Точно в подтверждение, он ущипнул себя чуть ниже локтя – на месте захвата зарозовело пятно; затем спрятал ладони в карманах. Покачивалась "бирка", отзеркаливая блики фонарей и голограммы. Целест коснулся столба, на котором крепился щит, взметнулся разряд, и аляповатая картинка засияла вдвое пронзительней. На темный асфальт срывались искры, словно Вербена разбрасывала бриллианты.
Мир Восстановленный служит Эсколеру. Эсколер служит Виндикару, а Виндикар – Вербене. И Целест тоже служит Вербене.

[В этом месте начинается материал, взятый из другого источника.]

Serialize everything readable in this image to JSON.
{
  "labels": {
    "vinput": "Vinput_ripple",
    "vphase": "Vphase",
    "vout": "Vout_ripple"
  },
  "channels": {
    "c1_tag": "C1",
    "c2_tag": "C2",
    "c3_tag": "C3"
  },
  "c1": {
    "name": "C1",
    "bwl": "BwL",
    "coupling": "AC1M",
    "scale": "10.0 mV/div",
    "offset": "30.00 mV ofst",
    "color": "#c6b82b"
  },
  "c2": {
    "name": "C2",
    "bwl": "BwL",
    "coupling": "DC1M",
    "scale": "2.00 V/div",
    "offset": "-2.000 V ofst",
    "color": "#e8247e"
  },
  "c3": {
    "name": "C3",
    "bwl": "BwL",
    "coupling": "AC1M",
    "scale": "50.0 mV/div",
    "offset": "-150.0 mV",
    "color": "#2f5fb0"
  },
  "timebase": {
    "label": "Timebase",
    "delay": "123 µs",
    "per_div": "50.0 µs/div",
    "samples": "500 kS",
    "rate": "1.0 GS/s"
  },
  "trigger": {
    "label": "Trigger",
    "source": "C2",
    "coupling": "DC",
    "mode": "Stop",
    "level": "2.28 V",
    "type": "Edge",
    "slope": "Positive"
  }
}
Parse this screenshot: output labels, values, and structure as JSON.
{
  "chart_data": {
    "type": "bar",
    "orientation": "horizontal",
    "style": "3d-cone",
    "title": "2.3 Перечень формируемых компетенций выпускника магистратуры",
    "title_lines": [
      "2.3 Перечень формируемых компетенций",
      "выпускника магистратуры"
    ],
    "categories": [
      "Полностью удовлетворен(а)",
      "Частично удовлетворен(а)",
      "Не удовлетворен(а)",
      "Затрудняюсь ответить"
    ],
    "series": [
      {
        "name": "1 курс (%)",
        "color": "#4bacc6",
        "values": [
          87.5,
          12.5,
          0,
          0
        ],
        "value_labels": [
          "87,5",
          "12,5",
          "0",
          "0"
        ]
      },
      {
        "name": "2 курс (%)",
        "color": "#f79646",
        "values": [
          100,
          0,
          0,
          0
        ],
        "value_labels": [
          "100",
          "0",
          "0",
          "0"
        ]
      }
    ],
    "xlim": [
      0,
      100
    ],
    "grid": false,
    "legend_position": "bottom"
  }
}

– Проклятый указ. Прежде было лучше – мы сражались с одержимыми, а не волокли в Цитадель. Честный поединок, а не истязание… – он поджал губы, а в глазах мелькнули золотые кошачьи искры, – Народ превозносит разных там благородных рыцарей и героев-спасителей, но не палачей. О да, моя сестрица права. Чего нельзя сказать о Совете.
– Не нам решать, – и Рони зашагал вдоль гранитовых и позолоченных заборов, постепенно полумрак проглатывал его.
Целест подмигнул Вербене-рекламе. Законное-незаконное воздействие – без гипноза и прочих "мистиковых штучек", так? Мозги – под толстой костью черепа, а шрамы заметны на коже.
Из-за редких туч выглянула луна, желтоватая и какая-то болезненная. Вербена красивее, решил Целест.
Она – икона, что вернет веру в праведность Гомеопатов и бойцов-Магнитов? Символично.
Глупо (а Рони поддакивал бы Элоизе, хоть прикажи она мяукать с крыши здания Сената), но символично.
– Пора домой, – догнал он мистика, подсчитывая: через час-полтора доберутся до Цитадели, можно поймать мобиль – тогда быстрее, но пока нет дождя, Целест предпочитал прогуляться. Он надеялся помимо сестры повидать и мать, однако Ребекка Альена сопровождала мужа на очередном официальном приеме. Кроме того, Ребекка несколько раз *убедительно просила* Целеста "приходить без сопровождения… своего друга".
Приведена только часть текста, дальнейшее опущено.